Confira o vídeo depoimento do Ministro Paulo Guedes na Comissão de Constituição e Justiça, na Câmara dos Deputados:

Fonte: Câmara dos Deputados

O ministro da Economia, Paulo Guedes, vai hoje (3), às 14h, à Comissão de Constituição e Justiça (CCJ) da Câmara, primeira etapa de tramitação do texto, para debater a proposta de emenda à Constituição da reforma da Previdência (PEC 6/19).

Segundo o presidente da CCJ, deputado Felipe Francischini (PSL-PR), a audiência pública deve ser longa, mas “proveitosa”.

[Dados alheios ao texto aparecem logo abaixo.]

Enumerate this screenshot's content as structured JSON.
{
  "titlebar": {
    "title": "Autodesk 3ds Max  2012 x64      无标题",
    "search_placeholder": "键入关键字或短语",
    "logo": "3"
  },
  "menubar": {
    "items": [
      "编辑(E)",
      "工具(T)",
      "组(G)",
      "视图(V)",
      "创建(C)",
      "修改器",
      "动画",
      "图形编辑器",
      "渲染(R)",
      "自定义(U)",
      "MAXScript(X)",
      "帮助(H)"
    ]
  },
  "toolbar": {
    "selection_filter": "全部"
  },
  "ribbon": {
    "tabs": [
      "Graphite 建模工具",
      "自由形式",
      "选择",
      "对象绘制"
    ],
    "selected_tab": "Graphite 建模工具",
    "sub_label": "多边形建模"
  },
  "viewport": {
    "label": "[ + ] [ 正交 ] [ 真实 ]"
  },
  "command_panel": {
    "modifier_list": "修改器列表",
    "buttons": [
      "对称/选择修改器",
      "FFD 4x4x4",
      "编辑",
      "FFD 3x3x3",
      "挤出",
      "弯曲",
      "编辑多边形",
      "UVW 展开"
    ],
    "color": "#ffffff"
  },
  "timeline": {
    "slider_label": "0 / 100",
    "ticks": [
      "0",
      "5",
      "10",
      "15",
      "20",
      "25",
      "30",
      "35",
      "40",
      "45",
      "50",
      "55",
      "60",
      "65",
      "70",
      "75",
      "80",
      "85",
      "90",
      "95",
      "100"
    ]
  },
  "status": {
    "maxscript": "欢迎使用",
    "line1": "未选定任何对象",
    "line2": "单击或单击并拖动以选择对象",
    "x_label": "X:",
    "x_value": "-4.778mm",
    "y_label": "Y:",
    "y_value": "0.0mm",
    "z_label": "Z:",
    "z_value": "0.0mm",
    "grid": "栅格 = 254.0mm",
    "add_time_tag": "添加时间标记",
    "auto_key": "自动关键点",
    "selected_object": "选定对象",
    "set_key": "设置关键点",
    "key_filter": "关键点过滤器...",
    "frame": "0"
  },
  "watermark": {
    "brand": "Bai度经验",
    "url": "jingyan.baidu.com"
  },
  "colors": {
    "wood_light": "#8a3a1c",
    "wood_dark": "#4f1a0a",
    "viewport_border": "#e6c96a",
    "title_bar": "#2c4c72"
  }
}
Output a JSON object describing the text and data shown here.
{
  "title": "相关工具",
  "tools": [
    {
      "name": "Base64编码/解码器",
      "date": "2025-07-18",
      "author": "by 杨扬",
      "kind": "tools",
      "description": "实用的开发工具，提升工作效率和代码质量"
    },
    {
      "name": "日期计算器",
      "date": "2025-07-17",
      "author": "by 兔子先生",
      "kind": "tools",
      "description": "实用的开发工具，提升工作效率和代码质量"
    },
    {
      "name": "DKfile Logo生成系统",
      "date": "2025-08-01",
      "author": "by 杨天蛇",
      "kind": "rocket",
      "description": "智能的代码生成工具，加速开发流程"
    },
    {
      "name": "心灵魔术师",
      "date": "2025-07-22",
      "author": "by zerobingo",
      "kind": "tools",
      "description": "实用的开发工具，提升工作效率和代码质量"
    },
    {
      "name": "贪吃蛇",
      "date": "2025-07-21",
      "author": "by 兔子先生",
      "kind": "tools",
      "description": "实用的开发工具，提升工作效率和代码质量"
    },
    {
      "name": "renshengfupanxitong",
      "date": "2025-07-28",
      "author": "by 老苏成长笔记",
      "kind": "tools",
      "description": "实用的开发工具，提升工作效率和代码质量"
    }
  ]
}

“A duração da audiência vai depender do número de inscritos. Já temos quase 50 deputados inscritos. Às 13h30, vamos abrir a ficha de inscrição. Acredito que o Paulo Guedes vai ficar pelo menos até os deputados todos poderem utilizar a palavra”, disse o deputado ontem (2), após reunião com líderes da base aliada na residência oficial da Câmara.

Os parlamentares querem que o ministro esclareça pontos da reforma previdenciária dos trabalhadores civis, a alteração do regime previdenciário dos militares e a reestruturação da carreira das Forças Armadas.

A audiência com o ministro estava marcada para 26 de março, mas Guedes cancelou a ida, alegando que preferiria comparecer depois que a comissão escolhesse o relator da proposta.

Ontem, o secretário de Previdência e Trabalho, Rogério Marinho, após participar de reunião com deputados e o ministro da Economia, afirmou que o governo vai continuar a defender a proposta integral de reforma da Previdência, mas as novas regras de aposentadoria rural e do Benefício de Prestação Continuada (BPC) poderão ser suprimidas se a maioria dos parlamentares decidir.

Líderes partidários acertaram que a proposta de retirar do texto da reforma da Previdência as mudanças nas regras do Benefício de Prestação Continuada (BPC), da aposentadoria rural e a desconstitucionalização (com rebaixamento para lei complementar) das regras previdenciárias deve ser discutida na comissão especialque vai analisar o mérito da PEC 6/19).  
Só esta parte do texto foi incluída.